Data : Lists of ordered sequences, some of which may contain nested sequences.(As in the example below)
I have input sequences that contain not just single elements, but also lists.
Eg : i1 = [2, 5, 10, [1, 7 ,9 , 20], 11, 32].
If it were just a sequence like [2,4,6,7] that does not contain a nested sequence, I would just directly pass them to the embedding layer. But, in my case, that’s not possible.
The elements in my sequences are ordered by their date/time of occurrence.
So, for each ID, I have a sequence of ordered events.
Sometimes, multiple events occur on the same day, which leads to nested lists.

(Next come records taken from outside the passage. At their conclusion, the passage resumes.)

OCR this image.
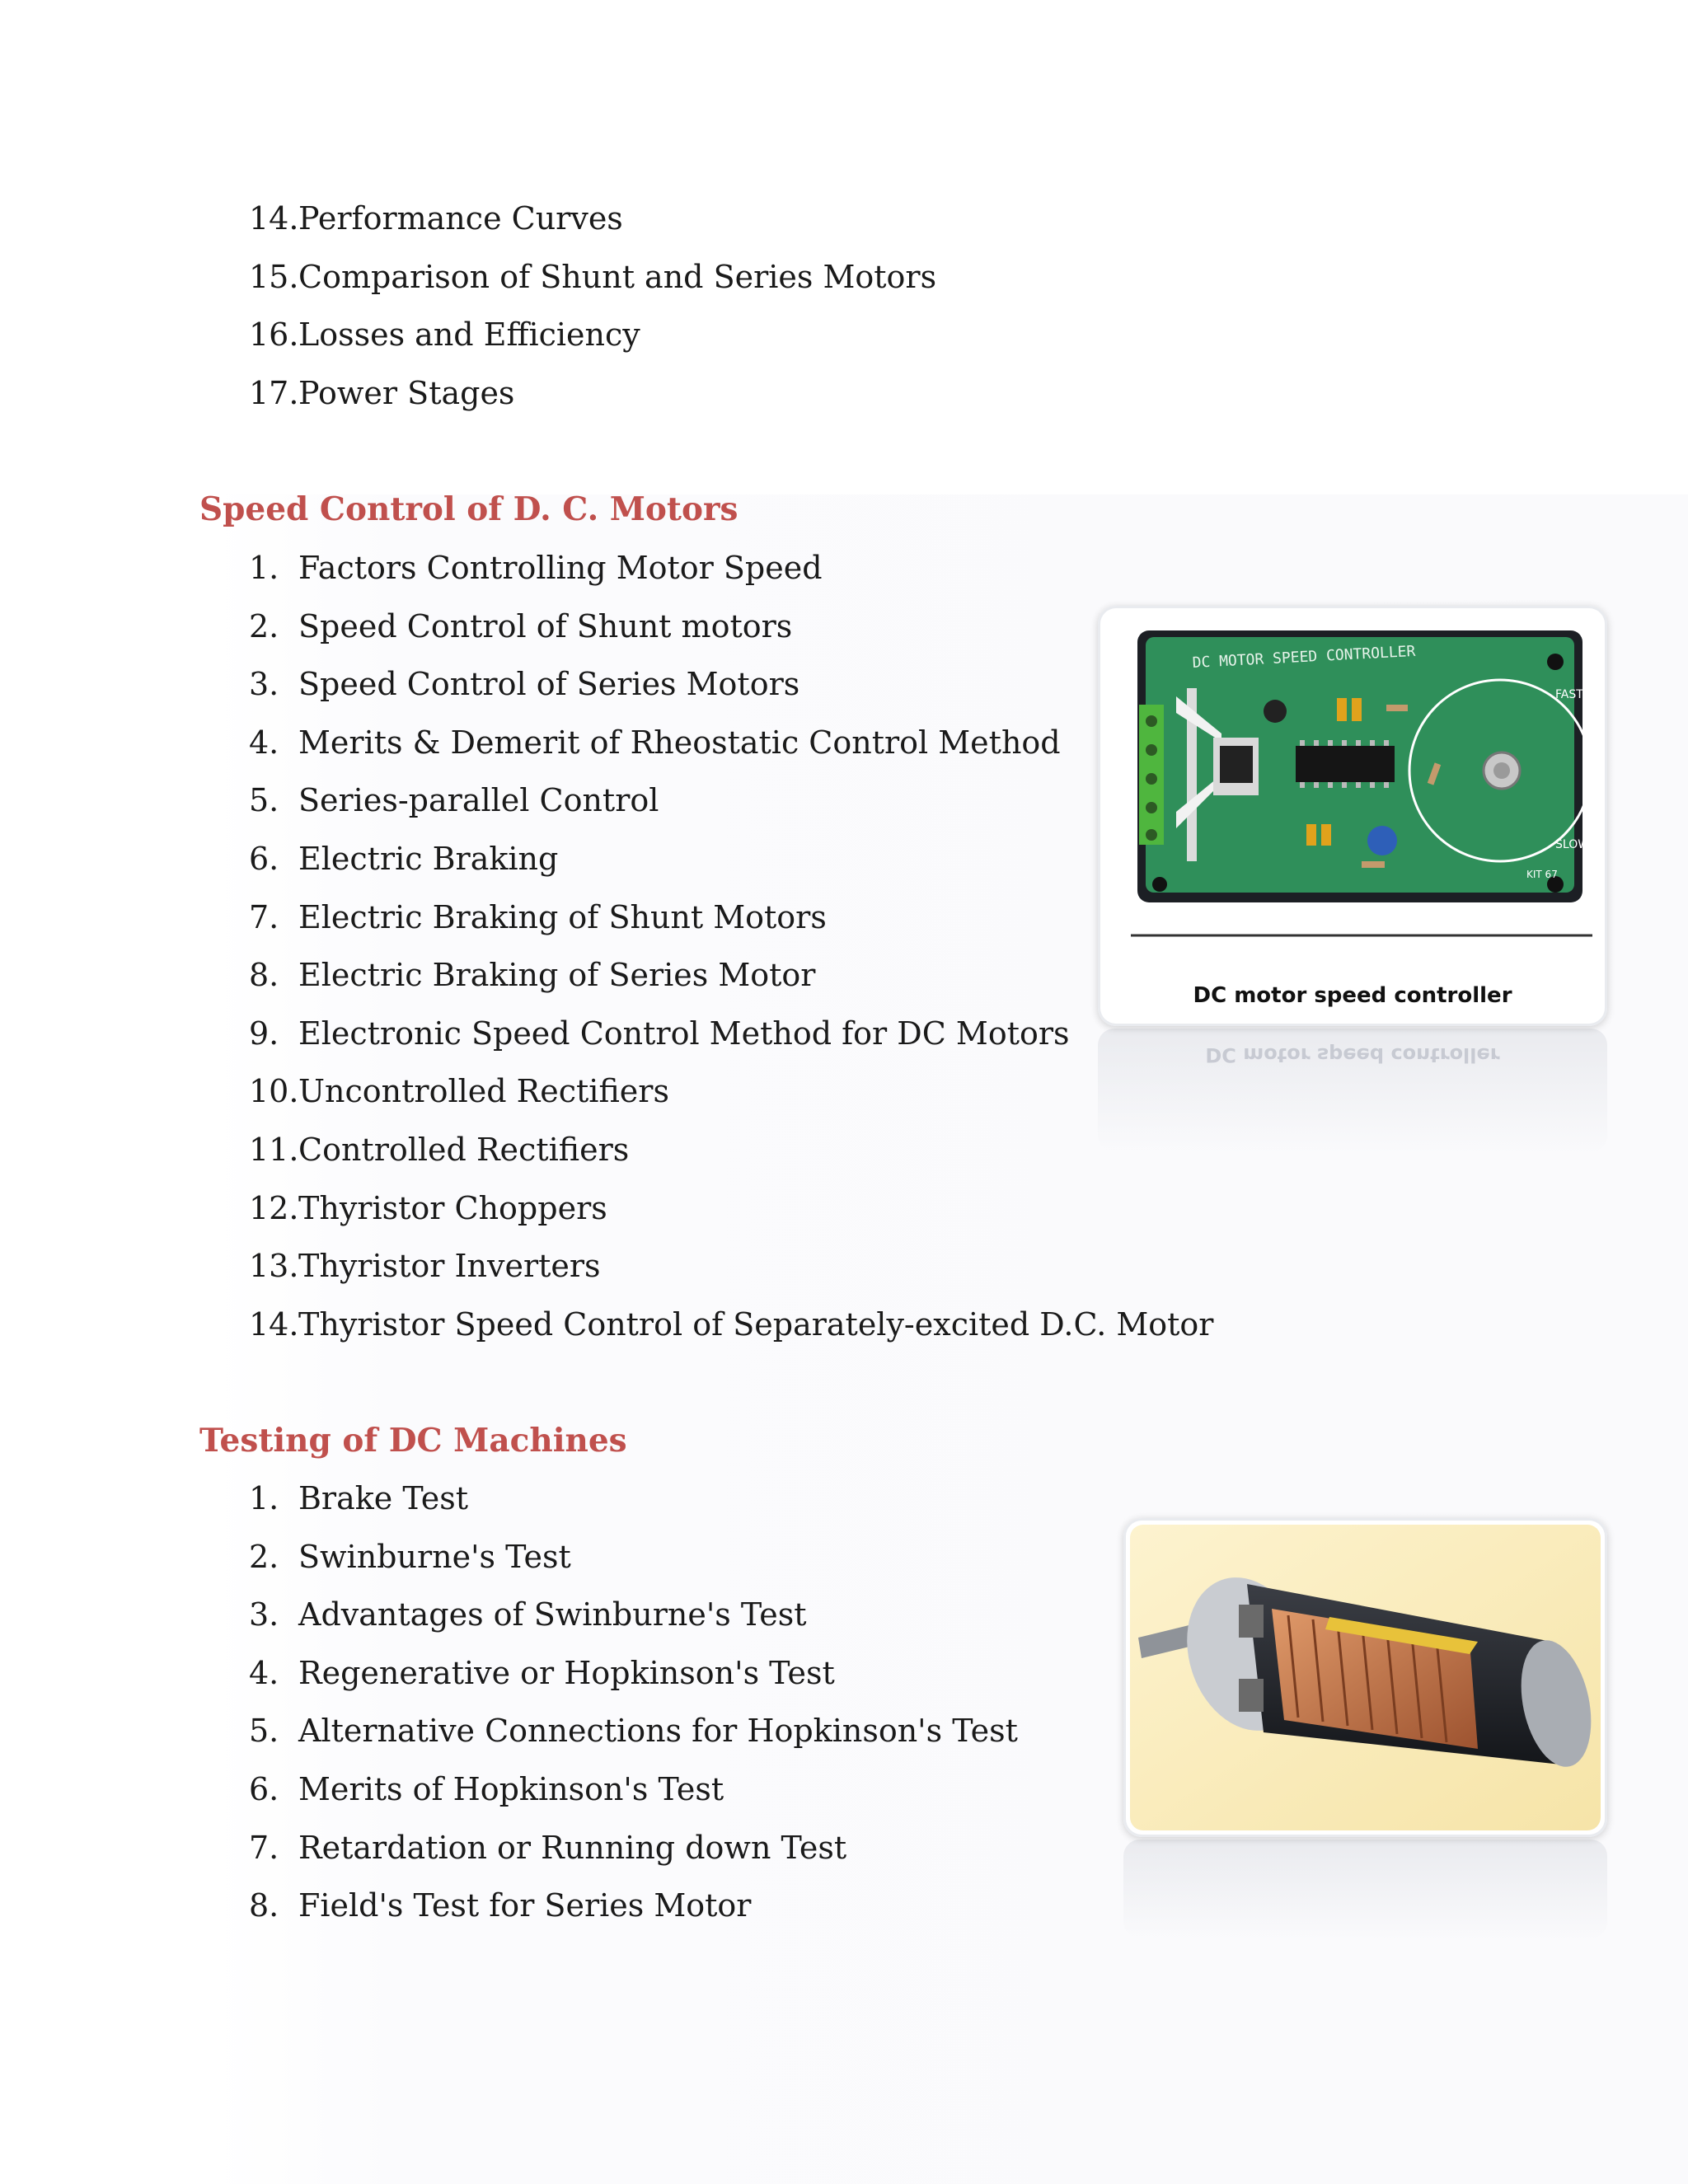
14. Performance Curves
15. Comparison of Shunt and Series Motors
16. Losses and Efficiency
17. Power Stages
Speed Control of D. C. Motors
1. Factors Controlling Motor Speed
2. Speed Control of Shunt motors
3. Speed Control of Series Motors
4. Merits & Demerit of Rheostatic Control Method
5. Series-parallel Control
6. Electric Braking
7. Electric Braking of Shunt Motors
8. Electric Braking of Series Motor
9. Electronic Speed Control Method for DC Motors
10. Uncontrolled Rectifiers
11. Controlled Rectifiers
12. Thyristor Choppers
13. Thyristor Inverters
14. Thyristor Speed Control of Separately-excited D.C. Motor
Testing of DC Machines
1. Brake Test
2. Swinburne's Test
3. Advantages of Swinburne's Test
4. Regenerative or Hopkinson's Test
5. Alternative Connections for Hopkinson's Test
6. Merits of Hopkinson's Test
7. Retardation or Running down Test
8. Field's Test for Series Motor
DC motor speed controller
DC MOTOR SPEED CONTROLLER
FASTER
SLOWER
KIT 67
DC motor speed controller
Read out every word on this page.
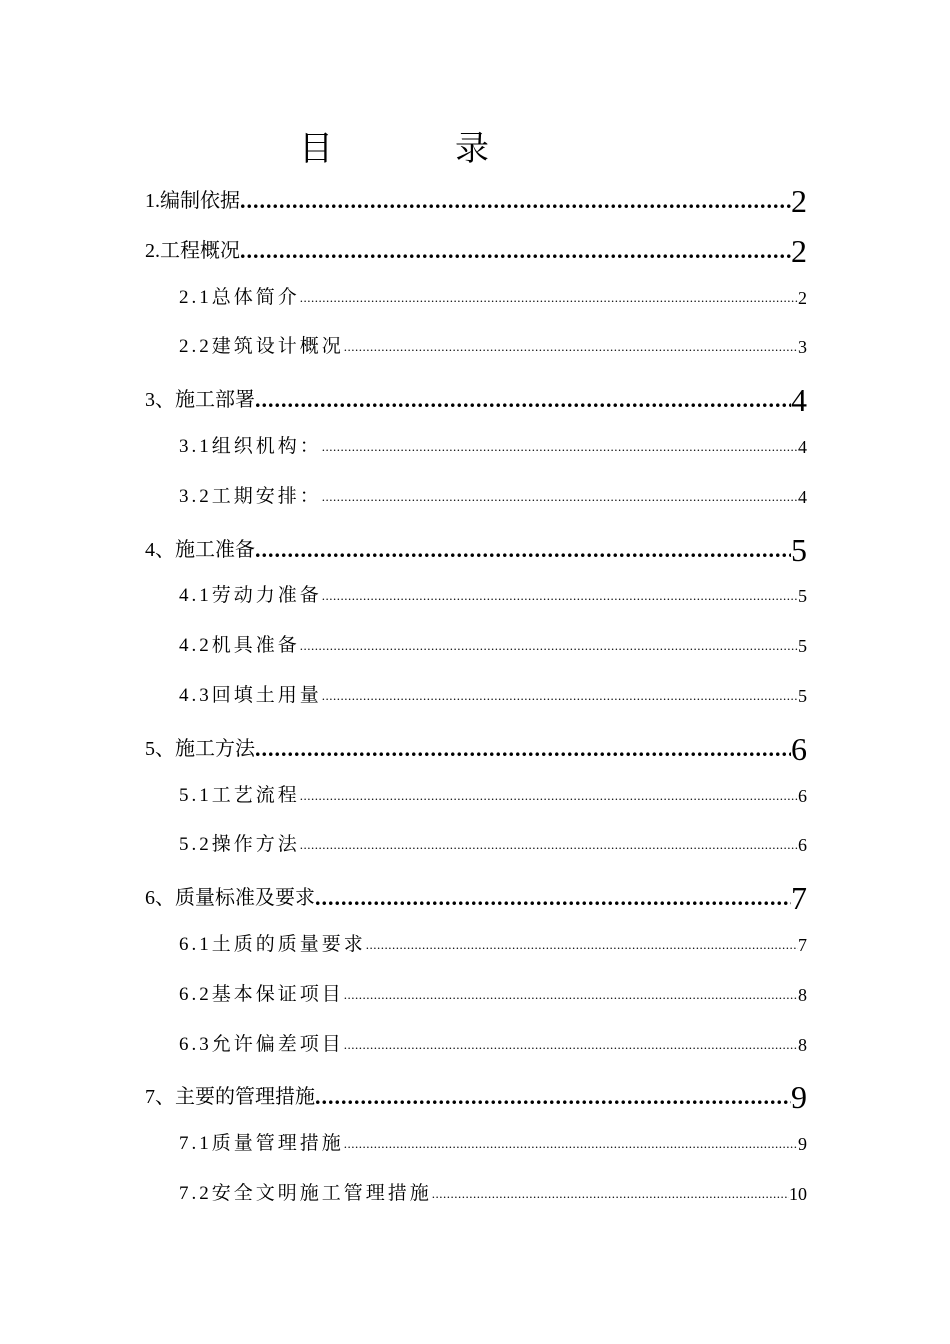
目　录
1.编制依据 .....	2
2.工程概况 .....	2
2.1总体简介 .....	2
2.2建筑设计概况 .....	3
3、施工部署 .....	4
3.1组织机构： .....	4
3.2工期安排： .....	4
4、施工准备 .....	5
4.1劳动力准备 .....	5
4.2机具准备 .....	5
4.3回填土用量 .....	5
5、施工方法 .....	6
5.1工艺流程 .....	6
5.2操作方法 .....	6
6、质量标准及要求 .....	7
6.1土质的质量要求 .....	7
6.2基本保证项目 .....	8
6.3允许偏差项目 .....	8
7、主要的管理措施 .....	9
7.1质量管理措施 .....	9
7.2安全文明施工管理措施 .....	10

For example, consider the sequence [A, B, [D, C, I, K], M]
This means, Event A has occurred on day 1, event B on day two, and events[D,C,I,K] on day 3 etc.
So, given a sequence of events for each unique ID, my goal is to predict what will be the next event/sequence of events via an LSTM model.
I have just converted these events represented by text into integer tokens, and subsequently got their count vectors/one-hot vector representation.
But, I’m facing troubles getting embeddings from such an input representation.
Embedding layers in TF/Keras would only accept integer tokens and not one-hot vectors as input.
So could someone please tell me how to get embeddings for such input representation?
Could someone please provide a simple working example for some sample sequences like this?
- [A, B, [D, C, E], L]
- [[S,T,B], M]
- [M, N, [L,U]]
- [A, B, L]
Where A, B, C,… etc are events represented by text and lets say I want to represent those events by embedding vectors of size 50 or 100. With padding length = 4. In that case, my Input dim should be (None, 4) and the output via embedding layer should be (None, 4, 50) or (None, 4, 100) depending on the vector size. [None - batch size]
With Integer tokens :
A - 1, B-2, C-3, D-4, E-5, L-6, M-7, N-8, P-9, S-10, T-11, U-12
The padded sequences would look like this :
1. [1, 2, [4,3,5], 6, 0]
2. [[10, 11, 2], 7, 0, 0]
3. [7, 8, [6, 12], 0]
4. [1, 2, 6, 0]
Now, could someone please help me get outputs from embedding layer of the shape (Batch_size, seq_len, dim_len)?
Or, are there better suggestions to represent my LSTM input which contains nested sequences ?